By on August 7, 2013

With a background in Industrial Psychology, Social Entrepreneurship and the Sciences, Annie McWalter joined The Hope Factory to continue to give back. 

  • My best choices… (what I’m most proud of)

Professionally I am most proud of my career journey as it has always been in line with a calling to make a positive difference in the lives of others and to assist other human beings. I am very happy to be heading up a social entrepreneurial organisation called The Hope Factory, which seeks to empower South Africans to become financially sustainable. I have a wonderful team who work with me who make me extremely proud to lead such an amazing organisation. I am also glad that I have constantly invested in my own personal development as well as the development of others, and I continue to do so.

• My worst choices…. (what I learned from) 

I can’t say that there is anything that I regret in my life or career. I believe in John Maxwell’s principle of ‘failing forward’. So, even when there has been a career choice or business that was not the best fit for me, there were very valuable lessons that I learnt about myself and others. Those times helped to clarify the vision I now have for entrepreneurial and skills development. I think it is very healthy for people to fail or make bad choices once in a while (it is the nature of being human) in order to keep you open to new perspectives in life and remain humble.

Introducing The Hope Factory: a Company Vitae  

The Hope Factory began in 2001 with one young woman’s desire to assist 10 previously disadvantaged women to learn how to sew and through their new-found skill, to learn how to earn and provide for their families. Liz Zambonini, the founder, pioneered a dream that has grown into an organisation that is more than just about training people in skills; it is about giving people hope. More than 12 years later, the emphasis is still on the development of the person themselves – their desires, their aspirations and their dreams and how to have confidence to make a living through their own effort.

Since then we have had well over 1000 people come through various programmes designed to create financial sustainability. We now focus on skills programmes and entrepreneurial development programmes aimed at fostering and walking the journey with black entrepreneurs. In 2012, we assisted 48 entrepreneurs to register their businesses, and mentored 100 entrepreneurs.

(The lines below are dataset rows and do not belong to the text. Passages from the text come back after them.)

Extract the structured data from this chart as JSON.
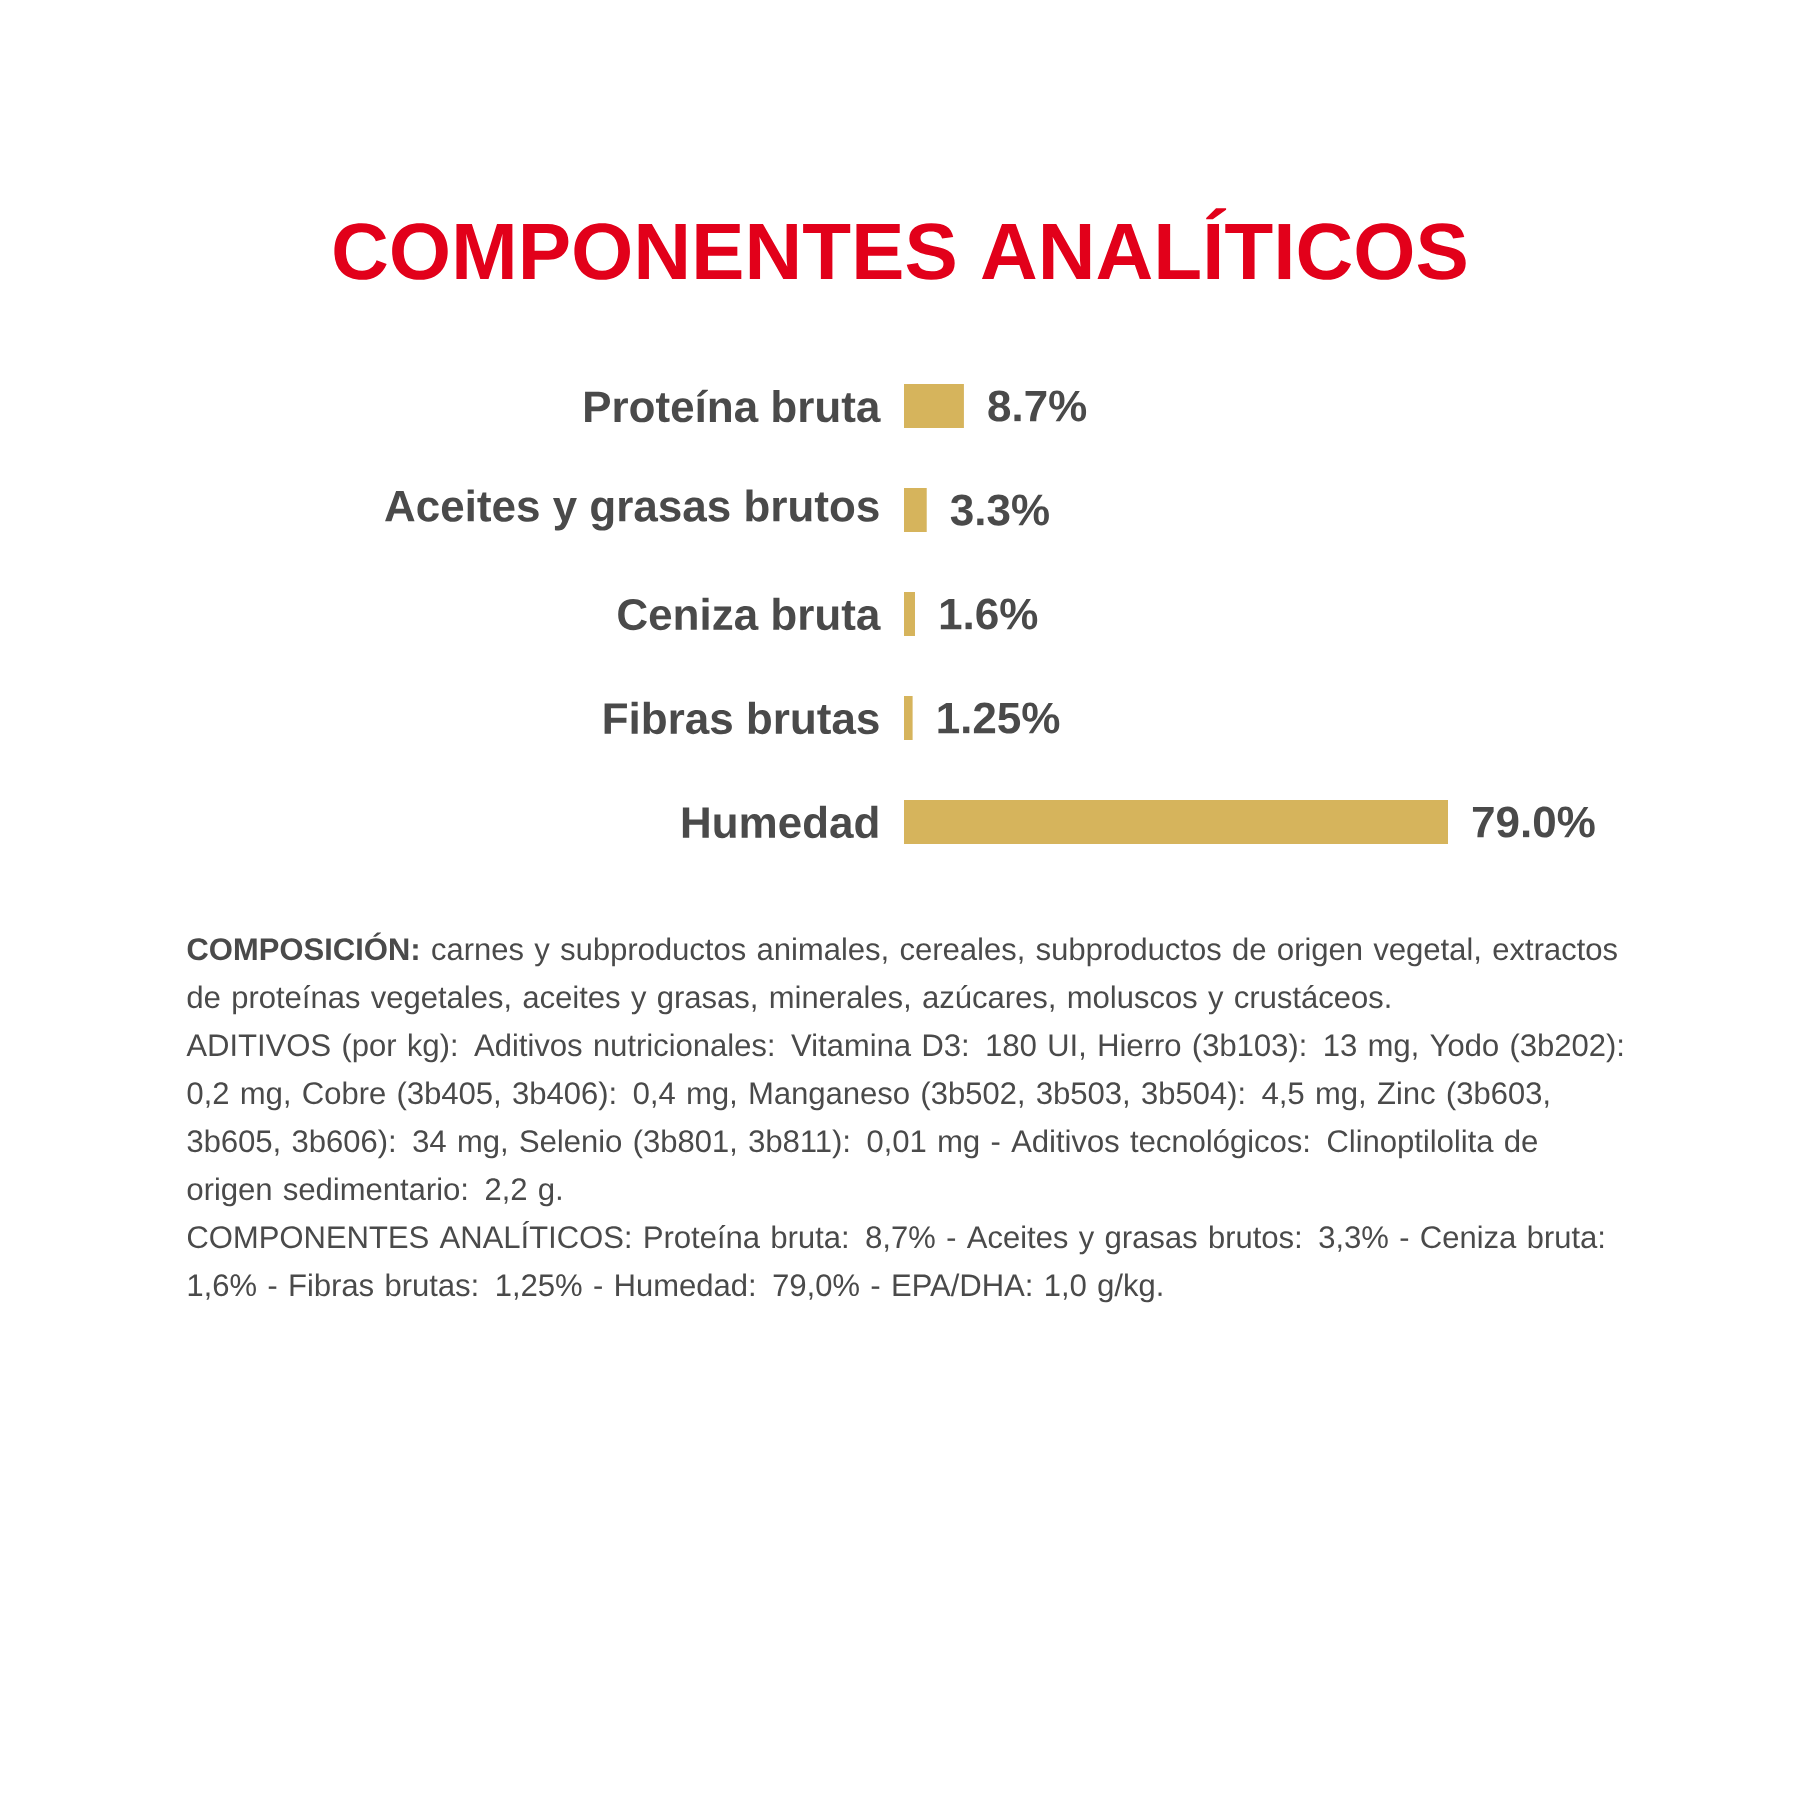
{
  "chart_data": {
    "type": "bar",
    "orientation": "horizontal",
    "title": "COMPONENTES ANALÍTICOS",
    "categories": [
      "Proteína bruta",
      "Aceites y grasas brutos",
      "Ceniza bruta",
      "Fibras brutas",
      "Humedad"
    ],
    "values": [
      8.7,
      3.3,
      1.6,
      1.25,
      79.0
    ],
    "value_labels": [
      "8.7%",
      "3.3%",
      "1.6%",
      "1.25%",
      "79.0%"
    ],
    "color": "#d6b45c",
    "annotations": [
      "**COMPOSICIÓN:** carnes y subproductos animales, cereales, subproductos de origen vegetal, extractos de proteínas vegetales, aceites y grasas, minerales, azúcares, moluscos y crustáceos.",
      "ADITIVOS (por kg): Aditivos nutricionales: Vitamina D3: 180 UI, Hierro (3b103): 13 mg, Yodo (3b202): 0,2 mg, Cobre (3b405, 3b406): 0,4 mg, Manganeso (3b502, 3b503, 3b504): 4,5 mg, Zinc (3b603, 3b605, 3b606): 34 mg, Selenio (3b801, 3b811): 0,01 mg - Aditivos tecnológicos: Clinoptilolita de origen sedimentario: 2,2 g.",
      "COMPONENTES ANALÍTICOS: Proteína bruta: 8,7% - Aceites y grasas brutos: 3,3% - Ceniza bruta: 1,6% - Fibras brutas: 1,25% - Humedad: 79,0% - EPA/DHA: 1,0 g/kg."
    ]
  }
}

We saw 95% of these businesses start to put accurate financial record keeping systems in place and adhere to a budget for the first time. We also helped 86% of these businesses to formulate a clear business strategy. As a result, more than half of these businesses increased their annual turnover significantly and more than a third of them saw their profits rise. We are expecting even better results in the following years as they continue to build on stronger business foundations.

In 2013 we will be mentoring a total of 194 black entrepreneurs made possible through Enterprise Development (ED) funding from numerous South African Companies. At the beginning of this year we launched a Johannesburg Entrepreneur Support Programme which will focus on 45 entrepreneurs within the greater Johannesburg region.  The other Socio-Economic Development funded skills-development programmes and Entrepreneur Support programmes are based on Port Elizabeth, where the need to create opportunities for income generation is substantial and where The Hope Factory has been operating since 2003.

In an ideal world, we see The Hope Factory being part of the solution to eradicating the highly racially skewed income-inequality gap that exists in our country. We would also like to see more of our young people having access to viable income generating opportunities. We would like to see the majority of South Africans having access to much better opportunities to further their careers in order develop to their fullest potential as human beings.

The Hope Factory is an established Enterprise Development organisation associated with the South African Institute of Chartered Accountants (SAICA). We mentor and train potential black entrepreneurs to develop life and business skills in order to create new businesses (Socio Economic Development) and equip black entrepreneurs with skills to grow their existing businesses (Enterprise Development). All the programmes are underpinned by comprehensive and holistic one-on-one mentorship.  Over the past 12 years more than 1000 people successfully completed the various programmes offered by The Hope Factory.  Our programmes are supported through investments from numerous companies within South Africa.